Inngest

Turn a Hypeline change event into an Inngest event with a transform, then run durable functions on it. Verify the Ed25519 content signature inside the function to trust the payload.

Inngest runs durable functions triggered by events. A Hypeline change becomes an Inngest event through a webhook transform, and your functions subscribe by event name. This recipe assumes the mental model from the automation platforms overview: an alert delivers to a webhook destination, and here that destination is an Inngest webhook URL.

Step 1: mint the Inngest webhook URL and register a destination

In the Inngest dashboard, open Manage > Webhooks and create a webhook. Inngest gives you a unique URL like https://inn.gs/e/.... Register it as a Hypeline destination on the alert you want to forward:

bash
curl -X POST https://api.hypeline.io/v1/alerts/{alert_id}/destinations \
  -H "Authorization: Bearer $YOUR_TOKEN" \
  -H "Content-Type: application/json" \
  -d '{"kind":"webhook","url":"https://inn.gs/e/YOUR_INNGEST_KEY","delivery_mode":"instant"}'

Pin delivery_mode: "instant" so each change is one event. A digest destination posts a batch wrapper, which the transform below does not expect.

Step 2: write the transform

Inngest lets you attach a server-side JavaScript transform to the webhook. It receives the parsed body and returns an Inngest event. Name events by their kind so functions can subscribe precisely, and carry the Hypeline event id through as the Inngest event id so Inngest dedups repeated deliveries for you:

javascript
// Inngest webhook transform: (evt, headers, queryParams) => InngestEvent
function transform(evt, headers, queryParams) {
  return {
    // Provider-prefixed names keep your event catalog readable.
    name: evt.alert_type
      ? `hypeline/alert.${evt.alert_type}`
      : "hypeline/change.detected",
    // Carrying the UUIDv7 through as the Inngest id makes redeliveries idempotent.
    id: evt.id,
    data: evt,
    ts: Date.parse(evt.emitted_at),
  };
}

A normal content match becomes hypeline/change.detected. An engine alert notification (for example a watched source going quiet) carries alert_type and becomes hypeline/alert.source_quiet, so you can route health signals to a different function.

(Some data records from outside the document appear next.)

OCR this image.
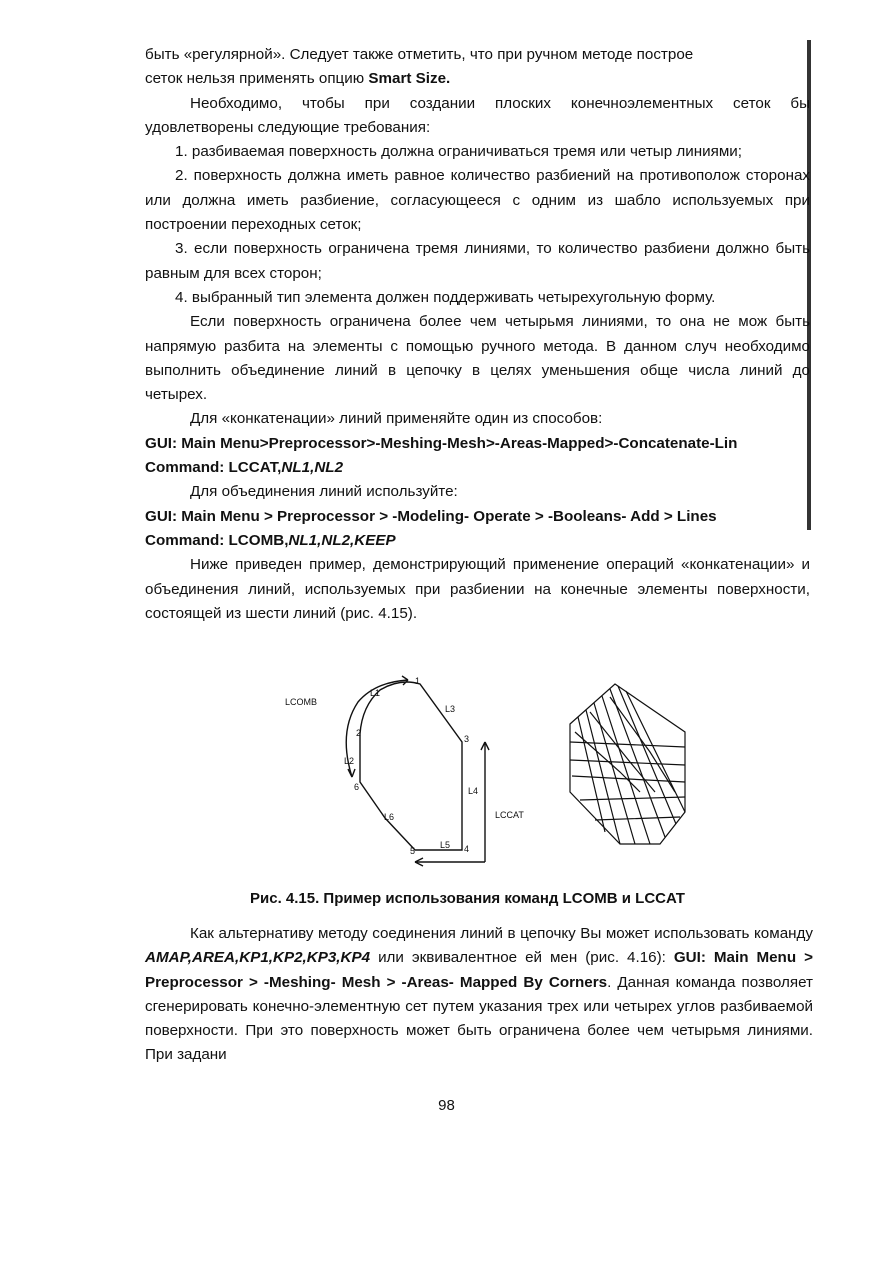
быть «регулярной». Следует также отметить, что при ручном методе построе
сеток нельзя применять опцию Smart Size.

Необходимо, чтобы при создании плоских конечноэлементных сеток бы удовлетворены следующие требования:

1. разбиваемая поверхность должна ограничиваться тремя или четыр линиями;

2. поверхность должна иметь равное количество разбиений на противополож сторонах или должна иметь разбиение, согласующееся с одним из шабло используемых при построении переходных сеток;

3. если поверхность ограничена тремя линиями, то количество разбиени должно быть равным для всех сторон;

4. выбранный тип элемента должен поддерживать четырехугольную форму.

Если поверхность ограничена более чем четырьмя линиями, то она не мож быть напрямую разбита на элементы с помощью ручного метода. В данном случ необходимо выполнить объединение линий в цепочку в целях уменьшения обще числа линий до четырех.

Для «конкатенации» линий применяйте один из способов:

GUI: Main Menu>Preprocessor>-Meshing-Mesh>-Areas-Mapped>-Concatenate-Lin

Command: LCCAT,NL1,NL2

Для объединения линий используйте:

GUI: Main Menu > Preprocessor > -Modeling- Operate > -Booleans- Add > Lines

Command: LCOMB,NL1,NL2,KEEP

Ниже приведен пример, демонстрирующий применение операций «конкатенации» и объединения линий, используемых при разбиении на конечные элементы поверхности, состоящей из шести линий (рис. 4.15).

LCOMB
LCCAT
L1
L2
L3
L4
L5
L6
1
2
3
4
5
6
Рис. 4.15. Пример использования команд LCOMB и LCCAT

Как альтернативу методу соединения линий в цепочку Вы может использовать команду AMAP,AREA,KP1,KP2,KP3,KP4 или эквивалентное ей мен (рис. 4.16): GUI: Main Menu > Preprocessor > -Meshing- Mesh > -Areas- Mapped By Corners. Данная команда позволяет сгенерировать конечно-элементную сет путем указания трех или четырех углов разбиваемой поверхности. При это поверхность может быть ограничена более чем четырьмя линиями. При задани

98
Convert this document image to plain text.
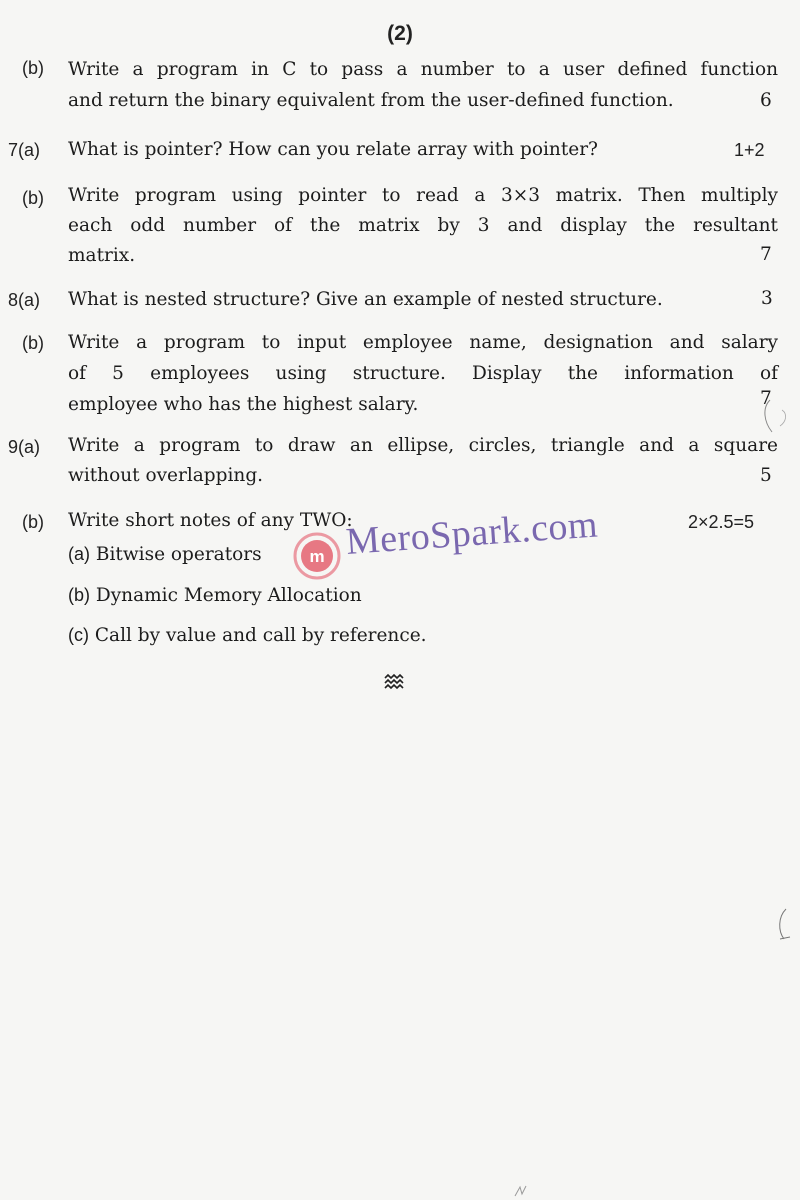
(2)
(b) Write a program in C to pass a number to a user defined function
and return the binary equivalent from the user-defined function.	6
7(a) What is pointer? How can you relate array with pointer?	1+2
(b) Write program using pointer to read a 3×3 matrix. Then multiply
each odd number of the matrix by 3 and display the resultant
matrix.	7
8(a) What is nested structure? Give an example of nested structure.	3
(b) Write a program to input employee name, designation and salary
of 5 employees using structure. Display the information of
employee who has the highest salary.	7
9(a) Write a program to draw an ellipse, circles, triangle and a square
without overlapping.	5
(b) Write short notes of any TWO:	2×2.5=5
(a) Bitwise operators
(b) Dynamic Memory Allocation
(c) Call by value and call by reference.
m MeroSpark.com
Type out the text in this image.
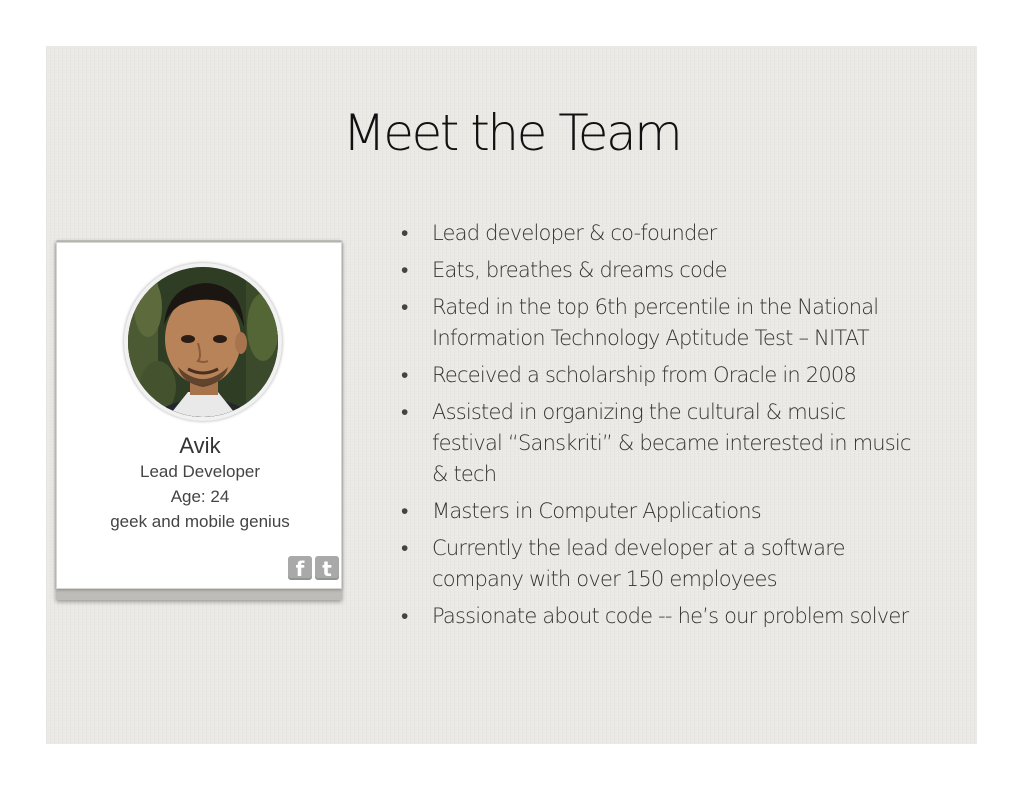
Meet the Team
Avik
Lead Developer
Age: 24
geek and mobile genius
f t
• Lead developer & co-founder
• Eats, breathes & dreams code
• Rated in the top 6th percentile in the National Information Technology Aptitude Test – NITAT
• Received a scholarship from Oracle in 2008
• Assisted in organizing the cultural & music festival “Sanskriti” & became interested in music & tech
• Masters in Computer Applications
• Currently the lead developer at a software company with over 150 employees
• Passionate about code -- he’s our problem solver
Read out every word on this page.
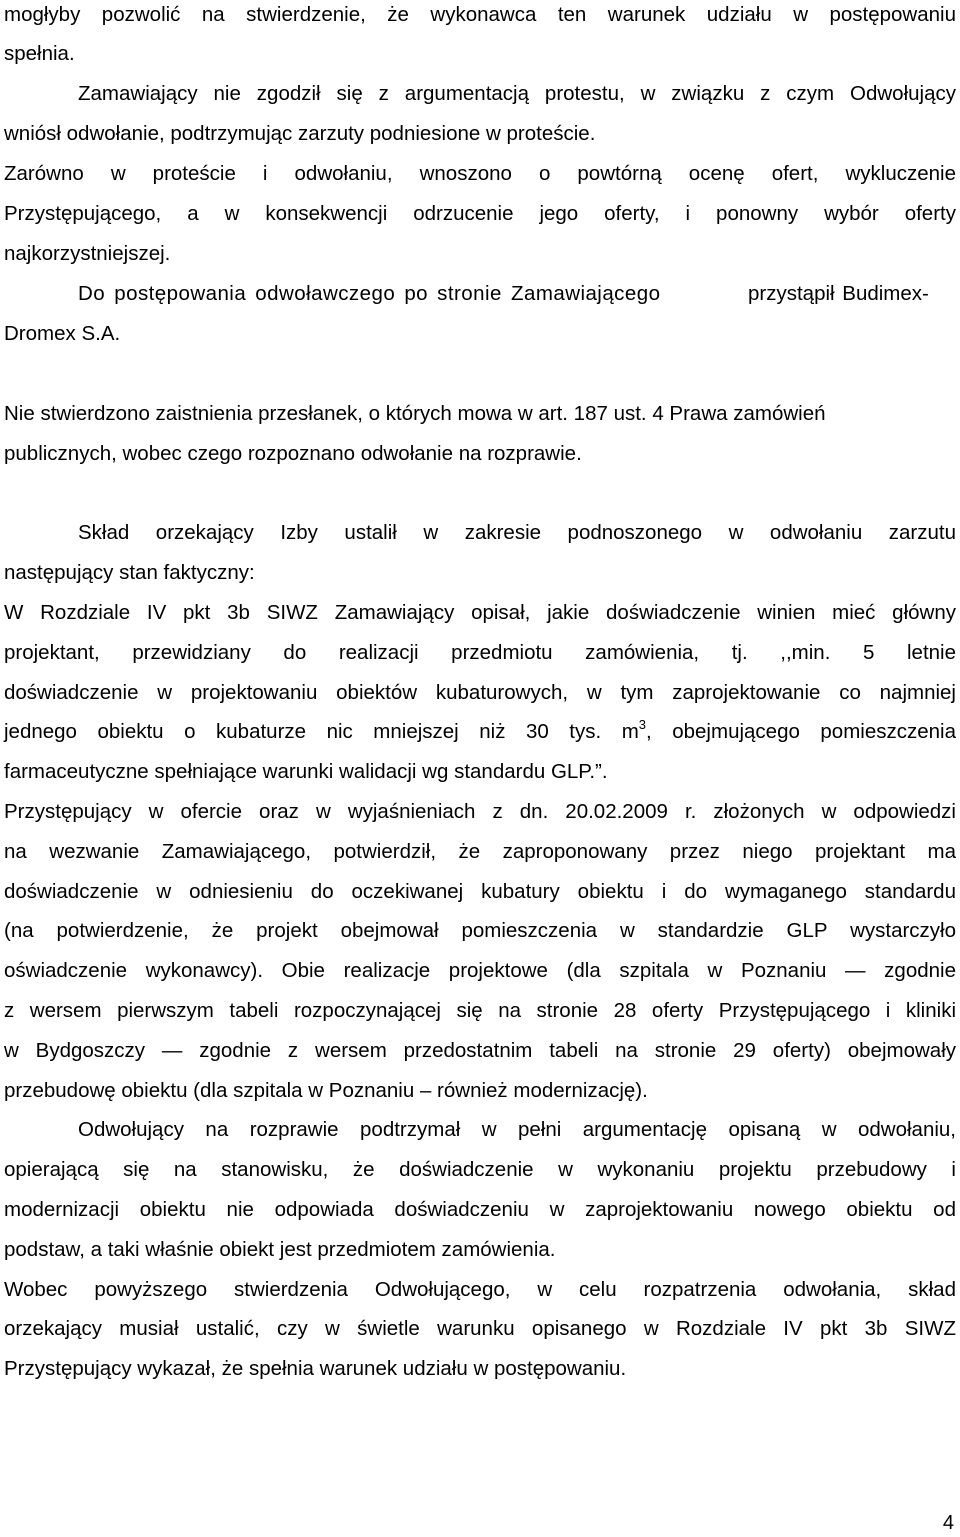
mogłyby pozwolić na stwierdzenie, że wykonawca ten warunek udziału w postępowaniu
spełnia.
Zamawiający nie zgodził się z argumentacją protestu, w związku z czym Odwołujący
wniósł odwołanie, podtrzymując zarzuty podniesione w proteście.
Zarówno w proteście i odwołaniu, wnoszono o powtórną ocenę ofert, wykluczenie
Przystępującego, a w konsekwencji odrzucenie jego oferty, i ponowny wybór oferty
najkorzystniejszej.
Do postępowania odwoławczego po stronie Zamawiającego	przystąpił Budimex-
Dromex S.A.
Nie stwierdzono zaistnienia przesłanek, o których mowa w art. 187 ust. 4 Prawa zamówień
publicznych, wobec czego rozpoznano odwołanie na rozprawie.
Skład orzekający Izby ustalił w zakresie podnoszonego w odwołaniu zarzutu
następujący stan faktyczny:
W Rozdziale IV pkt 3b SIWZ Zamawiający opisał, jakie doświadczenie winien mieć główny
projektant, przewidziany do realizacji przedmiotu zamówienia, tj. ,,min. 5 letnie
doświadczenie w projektowaniu obiektów kubaturowych, w tym zaprojektowanie co najmniej
jednego obiektu o kubaturze nic mniejszej niż 30 tys. $m^3$, obejmującego pomieszczenia
farmaceutyczne spełniające warunki walidacji wg standardu GLP.”.
Przystępujący w ofercie oraz w wyjaśnieniach z dn. 20.02.2009 r. złożonych w odpowiedzi
na wezwanie Zamawiającego, potwierdził, że zaproponowany przez niego projektant ma
doświadczenie w odniesieniu do oczekiwanej kubatury obiektu i do wymaganego standardu
(na potwierdzenie, że projekt obejmował pomieszczenia w standardzie GLP wystarczyło
oświadczenie wykonawcy). Obie realizacje projektowe (dla szpitala w Poznaniu — zgodnie
z wersem pierwszym tabeli rozpoczynającej się na stronie 28 oferty Przystępującego i kliniki
w Bydgoszczy — zgodnie z wersem przedostatnim tabeli na stronie 29 oferty) obejmowały
przebudowę obiektu (dla szpitala w Poznaniu – również modernizację).
Odwołujący na rozprawie podtrzymał w pełni argumentację opisaną w odwołaniu,
opierającą się na stanowisku, że doświadczenie w wykonaniu projektu przebudowy i
modernizacji obiektu nie odpowiada doświadczeniu w zaprojektowaniu nowego obiektu od
podstaw, a taki właśnie obiekt jest przedmiotem zamówienia.
Wobec powyższego stwierdzenia Odwołującego, w celu rozpatrzenia odwołania, skład
orzekający musiał ustalić, czy w świetle warunku opisanego w Rozdziale IV pkt 3b SIWZ
Przystępujący wykazał, że spełnia warunek udziału w postępowaniu.
4
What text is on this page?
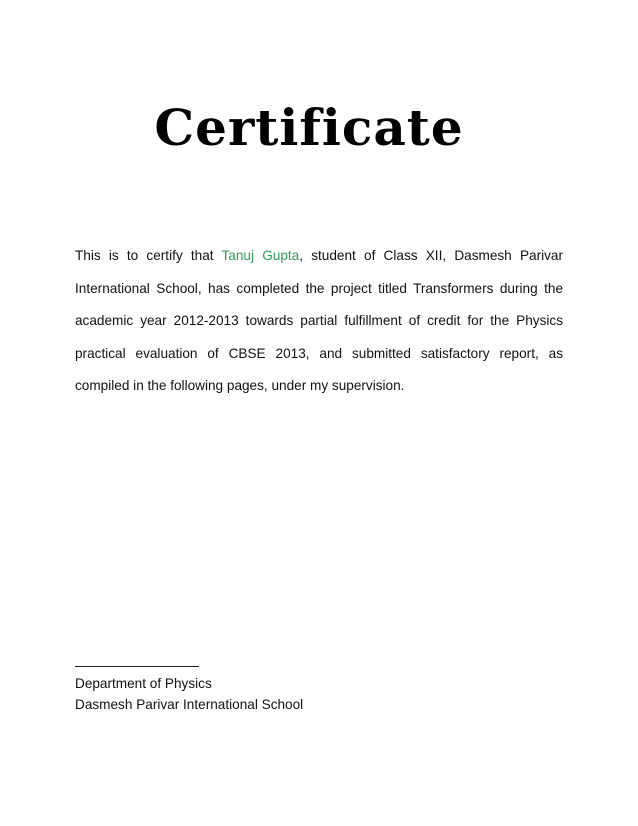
Certificate

This is to certify that Tanuj Gupta, student of Class XII, Dasmesh Parivar International School, has completed the project titled Transformers during the academic year 2012-2013 towards partial fulfillment of credit for the Physics practical evaluation of CBSE 2013, and submitted satisfactory report, as compiled in the following pages, under my supervision.

Department of Physics
Dasmesh Parivar International School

Step 3: run a durable function

Subscribe a function to the event name. The event data is the full StreamEvent:

javascript
import { inngest } from "./client";

export const onPageChanged = inngest.createFunction(
  { id: "on-page-changed" },
  { event: "hypeline/change.detected" },
  async ({ event, step }) => {
    const change = event.data; // the StreamEvent

    await step.run("handle", async () => {
      // change.url, change.title, change.diff, change.tags, ...
      return { url: change.url };
    });
  },
);

Verify the content signature inside the function

Inngest's transform sees the already-parsed JSON, so the Standard Webhooks HMAC over the raw bytes cannot be recomputed there. Inngest's own model treats the unguessable webhook URL as the shared secret. Hypeline gives you a stronger check: the event carries an Ed25519 content signature that verifies against a public key and holds even though Inngest re-serialized the JSON. Verify it inside the function before you trust the payload:

javascript
import { createPublicKey, verify } from "node:crypto";
import canonicalize from "canonicalize"; // npm i canonicalize (RFC 8785)

let jwksCache;
async function getJwks() {
  if (!jwksCache) {
    const res = await fetch("https://api.hypeline.io/.well-known/jwks.json");
    jwksCache = await res.json(); // Cache-Control: max-age=300
  }
  return jwksCache;
}

function b64urlToBuf(s) {
  return Buffer.from(s.replace(/-/g, "+").replace(/_/g, "/"), "base64");
}

export async function verifyEvent(event) {
  const jwks = await getJwks();
  const jwk = jwks.keys.find((k) => k.kid === event.key_id);
  if (!jwk) throw new Error(`no JWK for kid ${event.key_id}`);
  const pub = createPublicKey({ key: jwk, format: "jwk" });

  // Reproduce the signed bytes: drop `signature`, JCS-canonicalize the rest.
  const { signature, ...covered } = event;
  const canonical = Buffer.from(canonicalize(covered), "utf8");

  // algorithm null selects EdDSA for an OKP key.
  return verify(null, canonical, pub, b64urlToBuf(signature));
}

Call verifyEvent(event.data) at the top of the function and stop on a false result. The verifying events page covers key rotation and the exact canonicalization rules.

Notes

  • Dedup is handled by carrying evt.id through as the Inngest event id. A repeated delivery of the same UUIDv7 is deduplicated by Inngest.
  • These recipe steps assume delivery_mode: "instant". If you register a digest destination instead, the body is a batch wrapper with an events array, and the transform must iterate it.